🤖 AI Summary
This work addresses the challenge that large language models, when deployed globally, often fail to accurately represent culturally sparse communities due to biases in their training data, while existing localization approaches lack interpretability and controllability. To bridge this gap, the study introduces mechanistic interpretability into cultural representation analysis by leveraging sparse autoencoders to identify and aggregate interpretable features that encode culturally salient information, thereby constructing a controllable Cultural Embedding (CuE). This approach enables white-box interventions that transparently and precisely steer models toward generating culturally faithful content, effectively activating latent but previously dormant long-tail cultural knowledge. Experiments demonstrate that CuE substantially outperforms prompt-only baselines in enhancing cultural expression quality across multiple models and complements black-box methods, with combined use yielding further improvements.
📝 Abstract
LLMs are deployed globally, yet produce responses biased towards cultures with abundant training data. Existing cultural localization approaches such as prompting or post-training alignment are black-box, hard to control, and do not reveal whether failures reflect missing knowledge or poor elicitation.

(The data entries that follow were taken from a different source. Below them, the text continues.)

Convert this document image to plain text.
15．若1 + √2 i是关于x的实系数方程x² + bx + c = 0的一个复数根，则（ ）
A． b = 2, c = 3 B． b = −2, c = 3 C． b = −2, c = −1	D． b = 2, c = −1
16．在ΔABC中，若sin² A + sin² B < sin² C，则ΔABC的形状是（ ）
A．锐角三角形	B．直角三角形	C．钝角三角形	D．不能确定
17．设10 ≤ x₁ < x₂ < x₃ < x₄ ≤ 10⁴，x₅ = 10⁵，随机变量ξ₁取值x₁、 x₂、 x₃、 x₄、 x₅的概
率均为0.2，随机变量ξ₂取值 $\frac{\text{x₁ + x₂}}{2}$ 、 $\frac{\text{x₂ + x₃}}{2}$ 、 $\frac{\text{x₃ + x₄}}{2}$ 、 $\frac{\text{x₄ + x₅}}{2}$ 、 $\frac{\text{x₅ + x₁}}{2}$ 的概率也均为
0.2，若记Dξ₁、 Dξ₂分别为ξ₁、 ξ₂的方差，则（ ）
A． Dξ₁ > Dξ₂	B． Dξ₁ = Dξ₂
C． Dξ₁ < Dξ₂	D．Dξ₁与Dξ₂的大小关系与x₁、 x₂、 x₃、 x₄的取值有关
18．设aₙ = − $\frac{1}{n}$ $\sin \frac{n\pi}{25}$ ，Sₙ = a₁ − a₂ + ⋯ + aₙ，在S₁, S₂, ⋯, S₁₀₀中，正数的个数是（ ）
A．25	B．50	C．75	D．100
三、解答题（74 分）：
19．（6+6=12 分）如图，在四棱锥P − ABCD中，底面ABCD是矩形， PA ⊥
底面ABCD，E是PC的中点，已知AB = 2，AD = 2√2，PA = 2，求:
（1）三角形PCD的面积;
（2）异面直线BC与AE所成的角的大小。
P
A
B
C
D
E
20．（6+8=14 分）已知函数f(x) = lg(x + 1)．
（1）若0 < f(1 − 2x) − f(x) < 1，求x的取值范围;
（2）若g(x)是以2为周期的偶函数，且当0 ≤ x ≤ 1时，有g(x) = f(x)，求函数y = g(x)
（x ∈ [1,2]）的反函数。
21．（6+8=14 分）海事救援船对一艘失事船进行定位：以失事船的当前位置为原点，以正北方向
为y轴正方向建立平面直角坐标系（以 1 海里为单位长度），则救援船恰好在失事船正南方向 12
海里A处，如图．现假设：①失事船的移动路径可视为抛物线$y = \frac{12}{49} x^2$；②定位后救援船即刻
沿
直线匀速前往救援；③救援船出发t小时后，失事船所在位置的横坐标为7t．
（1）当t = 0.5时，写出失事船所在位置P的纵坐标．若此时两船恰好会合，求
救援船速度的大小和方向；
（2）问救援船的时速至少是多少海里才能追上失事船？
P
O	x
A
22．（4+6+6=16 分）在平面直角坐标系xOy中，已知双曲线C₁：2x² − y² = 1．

In this paper, we address these gaps using mechanistic interpretability to uncover and manipulate cultural representations in LLMs. Leveraging sparse autoencoders, we identify interpretable features that encode culturally salient information and aggregate them into Cultural Embeddings (CuE). We use CuE both to analyze implicit cultural biases under underspecified prompts and to construct white-box steering interventions. Across multiple models, we show that CuE-based steering increases cultural faithfulness and elicits significantly rarer, long-tail cultural concepts than prompting alone. Notably, CuE-based steering is complementary to black-box localization methods, offering gains when applied on top of prompt-augmented inputs. This also suggests that models do benefit from better elicitation strategies, and don't necessarily lack long-tail knowledge representation, though this varies across cultures. Our results provide both diagnostic insight into cultural representations in LLMs and a controllable method to steer towards desired cultures.